WORK
Bring vision to life
Leaders frequently struggle to communicate vision effectively, especially across a complex product set that needs integration. Guiding teams to both better define strategy, and bring it to life through product concepts, pays dividends in terms of both speed and value delivered to customers.
Example 1: UNIFIED APP FOR INDIGO
Many customers. Three platforms.
One experience.
Indigo had built three MVP product offerings for grain trading, carbon credits and sustainable crop programs. They each served two or more user types. And each was a separate web app with little ability to re-deploy data or code, disparate experiences for users, and weak cross-selling capabilities.
The CEO declared this an urgent issue.
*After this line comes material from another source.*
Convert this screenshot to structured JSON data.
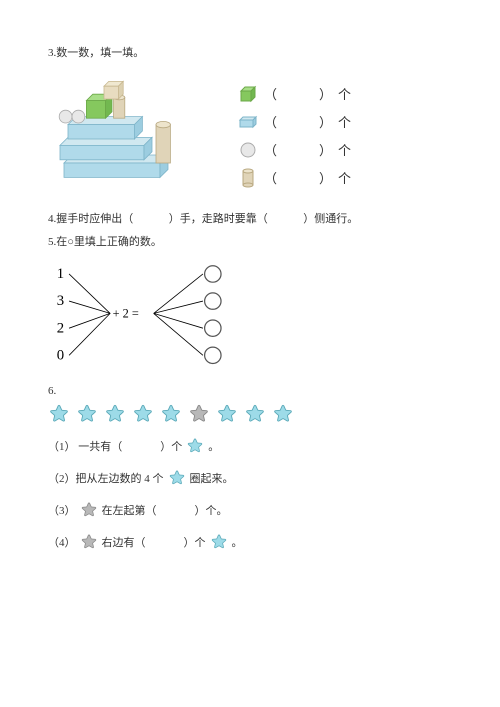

While the larger engineering org got started on integrated micro-services, we found an short-term opportunity to lead the company forward - a unified native mobile app.
Through testing, design iteration and a series of product releases we honed a singular experience - bringing all our offerings together in a way that made sense to farmers. The prototype addressed configurability requirements and other constraints the business faced.
While our native app engineers continued building towards release, we used the farmer app experience as the exemplar for a configurable system to serve multiple user types across desktop and mobile.
Example 2: ATHENANET PRODUCT ARCHITECTURE
A flexible structure to unlock built value.
athenaNet was infamous in-house for being the largest PERL codebase in the world. Over 1500 pages of functionality built at breakneck speed over 20 years. Impressive but overwhelming.
User surveys revealed that the most underserved need was actually navigation. Clinicians and billers lived in fear that they would miss critical messages or functionality. Valuable product capability was lost in an indecipherable maze.
I led an initiative that pulled together engineers, PMs, designers and subject matter experts to define core workflows across 18+ personas and refine a single product architecture to support them all.
The resulting deliverable demonstrated how any user type could move seamlessly throughout the envisioned product, with consolidated alerts, intelligent toolboxes and custom shortcuts. This vision piece served as a high-level roadmap for the 1500 person software team for several years after my departure.
Example 3: EXPERIENCE STRATEGY FOR MERCK BIOVENTURES PORTFOLIO
A lean set of tools for $8B of launches.
Merck Pharmaceuticals created their BioVentures unit in 2009 as a proactive response to patent expirations on some of the world's most valuable drugs. While low-cost generic manufacturers were ready to swoop in, Merck believed they could compete on quality. Part of that strategy was to offer superior experiences around drug delivery.
I led an initial project to understand the full set of user needs across 8 disease states and 13 therapies, explore all feasible drug delivery devices, and then model out the smartest portfolio of devices to minimize cost and risk, while maximizing customer value and competitive advantage.
An intractably complex roadmap was made clear and over the next 3 years I managed the Merck relationship to execute over 20 projects in pursuit of that strategy.